11 My son, despise not the chastening of the LORD; neither be weary of his correction: 12 For whom the LORD loveth he correcteth; even as a father the son in whom he delighteth.  (Proverbs 3:11–12).
 
He therefore gives you experiences that stimulate growth, understanding, and compassion, which polish you for your everlasting  benefit. To get you from where you are to where He wants you to be requires a lot of stretching, and that generally entails discomfort and pain. … God loves you perfectly. They would not require you to experience a moment more of difficulty than is absolutely needed for your personal benefit or for that of those you love.    

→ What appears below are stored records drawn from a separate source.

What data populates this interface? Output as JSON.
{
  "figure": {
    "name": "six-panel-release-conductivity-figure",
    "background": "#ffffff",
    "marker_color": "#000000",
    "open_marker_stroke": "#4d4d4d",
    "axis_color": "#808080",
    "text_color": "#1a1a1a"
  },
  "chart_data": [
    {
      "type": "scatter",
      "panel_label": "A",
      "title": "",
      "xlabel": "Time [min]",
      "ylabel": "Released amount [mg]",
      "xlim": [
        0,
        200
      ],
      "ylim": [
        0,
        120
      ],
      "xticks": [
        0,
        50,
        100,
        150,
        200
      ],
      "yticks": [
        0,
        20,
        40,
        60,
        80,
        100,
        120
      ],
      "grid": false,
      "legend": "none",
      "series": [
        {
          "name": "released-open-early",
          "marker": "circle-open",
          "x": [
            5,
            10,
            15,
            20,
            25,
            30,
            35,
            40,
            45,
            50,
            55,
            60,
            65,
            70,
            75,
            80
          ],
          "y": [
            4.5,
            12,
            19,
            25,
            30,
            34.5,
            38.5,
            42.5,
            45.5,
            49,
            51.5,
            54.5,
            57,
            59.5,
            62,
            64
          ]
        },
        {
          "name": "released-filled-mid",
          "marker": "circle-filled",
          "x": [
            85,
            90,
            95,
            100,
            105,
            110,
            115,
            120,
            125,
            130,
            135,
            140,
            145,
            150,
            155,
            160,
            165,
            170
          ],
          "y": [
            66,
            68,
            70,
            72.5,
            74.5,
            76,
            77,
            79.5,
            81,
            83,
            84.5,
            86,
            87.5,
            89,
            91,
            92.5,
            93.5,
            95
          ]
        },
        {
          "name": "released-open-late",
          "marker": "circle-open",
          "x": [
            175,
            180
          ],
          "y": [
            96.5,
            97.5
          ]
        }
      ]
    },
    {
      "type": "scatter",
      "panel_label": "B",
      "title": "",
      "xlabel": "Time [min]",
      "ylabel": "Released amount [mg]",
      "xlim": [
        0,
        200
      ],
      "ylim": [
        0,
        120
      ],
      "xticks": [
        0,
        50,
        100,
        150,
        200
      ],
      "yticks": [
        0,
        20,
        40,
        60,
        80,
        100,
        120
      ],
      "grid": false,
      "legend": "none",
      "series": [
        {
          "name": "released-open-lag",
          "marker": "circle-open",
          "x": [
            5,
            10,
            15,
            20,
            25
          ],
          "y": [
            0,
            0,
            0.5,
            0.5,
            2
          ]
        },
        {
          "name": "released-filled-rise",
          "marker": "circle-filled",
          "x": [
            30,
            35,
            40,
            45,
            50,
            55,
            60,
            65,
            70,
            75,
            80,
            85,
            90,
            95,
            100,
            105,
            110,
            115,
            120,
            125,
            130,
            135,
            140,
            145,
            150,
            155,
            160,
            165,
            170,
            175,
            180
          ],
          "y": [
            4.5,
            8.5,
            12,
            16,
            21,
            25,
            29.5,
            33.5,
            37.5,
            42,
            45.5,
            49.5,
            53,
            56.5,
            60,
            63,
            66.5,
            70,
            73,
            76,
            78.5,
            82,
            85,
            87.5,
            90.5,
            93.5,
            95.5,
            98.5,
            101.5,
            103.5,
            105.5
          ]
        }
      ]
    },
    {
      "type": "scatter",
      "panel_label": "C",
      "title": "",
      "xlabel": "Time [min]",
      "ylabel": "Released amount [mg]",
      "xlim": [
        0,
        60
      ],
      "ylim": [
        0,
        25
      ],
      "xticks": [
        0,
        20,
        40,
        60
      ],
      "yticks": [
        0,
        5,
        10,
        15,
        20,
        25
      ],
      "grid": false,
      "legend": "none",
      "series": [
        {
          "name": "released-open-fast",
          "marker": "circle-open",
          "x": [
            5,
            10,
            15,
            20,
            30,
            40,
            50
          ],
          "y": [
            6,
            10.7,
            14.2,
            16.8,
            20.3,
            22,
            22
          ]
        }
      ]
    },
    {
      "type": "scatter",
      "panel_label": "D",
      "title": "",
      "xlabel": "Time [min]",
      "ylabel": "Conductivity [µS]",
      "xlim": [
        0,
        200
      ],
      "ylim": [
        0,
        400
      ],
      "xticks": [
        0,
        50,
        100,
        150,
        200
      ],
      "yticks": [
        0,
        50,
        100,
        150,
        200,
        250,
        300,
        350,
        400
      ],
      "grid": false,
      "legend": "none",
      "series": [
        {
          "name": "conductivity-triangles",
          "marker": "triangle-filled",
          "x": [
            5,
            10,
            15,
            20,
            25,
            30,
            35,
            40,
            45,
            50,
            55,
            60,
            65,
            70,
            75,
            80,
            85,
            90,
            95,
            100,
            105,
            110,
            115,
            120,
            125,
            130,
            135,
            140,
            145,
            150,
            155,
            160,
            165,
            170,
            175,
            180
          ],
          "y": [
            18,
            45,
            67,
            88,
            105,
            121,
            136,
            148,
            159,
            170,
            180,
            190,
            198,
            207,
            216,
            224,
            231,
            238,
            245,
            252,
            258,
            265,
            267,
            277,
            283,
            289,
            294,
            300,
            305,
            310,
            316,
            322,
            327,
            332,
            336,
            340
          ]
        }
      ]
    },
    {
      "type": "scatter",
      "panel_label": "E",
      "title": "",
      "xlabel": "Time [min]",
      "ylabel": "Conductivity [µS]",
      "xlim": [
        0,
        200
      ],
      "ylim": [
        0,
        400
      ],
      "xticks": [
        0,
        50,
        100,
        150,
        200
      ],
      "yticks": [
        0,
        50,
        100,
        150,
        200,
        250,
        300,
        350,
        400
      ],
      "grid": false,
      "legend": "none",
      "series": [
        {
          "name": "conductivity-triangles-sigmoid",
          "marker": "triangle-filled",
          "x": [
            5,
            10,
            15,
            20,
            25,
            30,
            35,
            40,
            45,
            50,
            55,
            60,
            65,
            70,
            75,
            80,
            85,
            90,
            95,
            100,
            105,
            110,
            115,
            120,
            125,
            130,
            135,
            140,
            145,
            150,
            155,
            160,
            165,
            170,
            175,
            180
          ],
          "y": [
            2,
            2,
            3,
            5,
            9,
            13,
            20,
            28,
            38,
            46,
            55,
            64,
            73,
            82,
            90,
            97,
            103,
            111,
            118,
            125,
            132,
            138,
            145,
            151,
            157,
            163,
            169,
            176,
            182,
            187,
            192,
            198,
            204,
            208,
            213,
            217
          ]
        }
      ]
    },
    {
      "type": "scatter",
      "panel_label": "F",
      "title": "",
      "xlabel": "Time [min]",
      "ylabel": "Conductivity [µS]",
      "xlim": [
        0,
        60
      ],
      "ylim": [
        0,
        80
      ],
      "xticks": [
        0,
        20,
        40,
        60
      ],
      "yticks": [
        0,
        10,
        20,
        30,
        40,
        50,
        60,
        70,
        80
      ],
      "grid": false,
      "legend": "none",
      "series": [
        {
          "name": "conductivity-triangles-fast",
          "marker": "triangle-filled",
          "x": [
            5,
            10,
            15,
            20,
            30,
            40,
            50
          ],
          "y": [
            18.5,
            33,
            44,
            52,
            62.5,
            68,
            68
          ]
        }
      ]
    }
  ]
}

                      -Richard G. Scott
 
 I wish there was a way I could be completely positive right now and now scare you all away, but my body and spirit are just screaming out for help. It seems like because so many people are praying for me, Satan is trying to attack me to counteract any help I might feel. I do know my loving Savior is strengthening me, but right now it does not seem like even that amount of strength will be enough when Mom gets home and needs special care, when I am in such bad physical condition myself. Besides picking  Mom up, going from my car to her room 4 or 6 times to take her belongings out, then hauling it all into the house, and trying to get her out of hospital then into car, then get training from a special care nurse, tonight my brother from out of town called and said he is coming tomorrow. I have only seen him about 6 times in my whole adult life, so how am I going to entertain him and care for him after all that in 1 day? I am usually in tears by the time I get home from the hospital, so I will barely be able to move tomorrow. Thank goodness he said would not stay overnight this time, it will just be a few hours visit, so I don't have to set up a bed for him or get up early and make breakfast for him. I do want to see him, just wish he could have chosen a different day.
 
Even if these trials are meant to make us stronger, I don't feel like I have the strength for the changed life that we will have. Feels like I could die any time. Most often, the caretakers die before the patients do, because they get so exhausted and sick and can't take time to recover or even gain strength. The few Church members that came out to visit during the first week seem  to have gone back into hiding. Most church groups get impatient with people who don't heal in 1-3 weeks. I hope I can be only positive soon.
 
Tomorrow the hard work starts. I won't have to go to the hospital, but I will be on call 24 hours. I need a miracle.